The first known celebration of the end of slavery in the U.S. came on June 19, 1865, when Union soldiers landed in Galveston, Texas, with the news that the Civil War was over and those who had been enslaved were free. That glorious day became known as Juneteenth.

This Juneteenth also happens to be the 100th anniversary of the birth of a wonderful comrade and founding member of Workers World Party, Vincent Copeland.

Copeland put his revolutionary politics into action as a steelworker, union militant, activist and the first editor of Workers World newspaper. He was fired from Bethlehem Steel in 1950 after leading what the company called a “wildcat” strike. Some 16,000 workers then walked out, trying to get him back.

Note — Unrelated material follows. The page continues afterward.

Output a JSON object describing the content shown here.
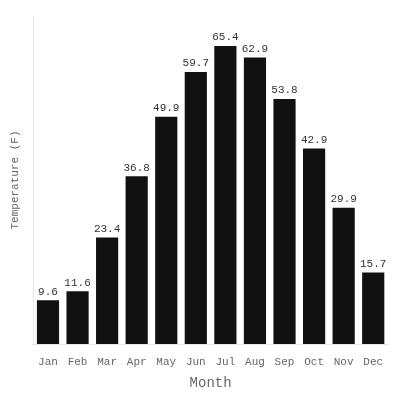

The big issue in steel then was the racist seniority system, by which the company could hire white workers off the street for better jobs and pass over Black workers with years of seniority in the most dangerous and difficult departments, the coke ovens and blast furnaces. Copeland helped build a Black-white caucus to fight for plantwide seniority. His pamphlet “Blast Furnace Brothers” showed how it could be done, even at a time when racism was rampant.

Harper’s Ferry & the unfinished revolution

Copeland later rediscovered an account of the 1859 raid on Harper’s Ferry, written by a survivor of that attempt to start the war against slavery. He republished it in the book “A Voice from Harper’s Ferry” by Osborne P. Anderson, “A Black revolutionary who was there.” Copeland’s introduction to the book, “The Unfinished Revolution,” has much relevance to today’s struggles against racism and white supremacy. Toward the end, Copeland writes about the revolutionaries of that era and this:

“By clearing the field of this ancient evil [chattel slavery], they laid the basis for the modern struggle against the modern evils.

“The fact that this modern struggle, the fight for socialism, is a long time coming; the fact that it must overcome mountains of miseducation, ruling-class racism and deceit, obscures, just as the pre-Civil War official philosophy and racism did, the inevitability of the coming revolution. It obscures the absolutely irreconcilable character of the class antagonisms that will and must be fought through to the end.

“The class antagonisms of today are very different from those of 1859 and 1861. The struggle this time will be led by the oppressed themselves — that is, by the Browns and the Andersons of the proletariat rather than by the Lincolns and Grants of the bourgeoisie. Where the heroes of Harper’s Ferry failed to effect the kind of revolution they wanted, their descendants will succeed.”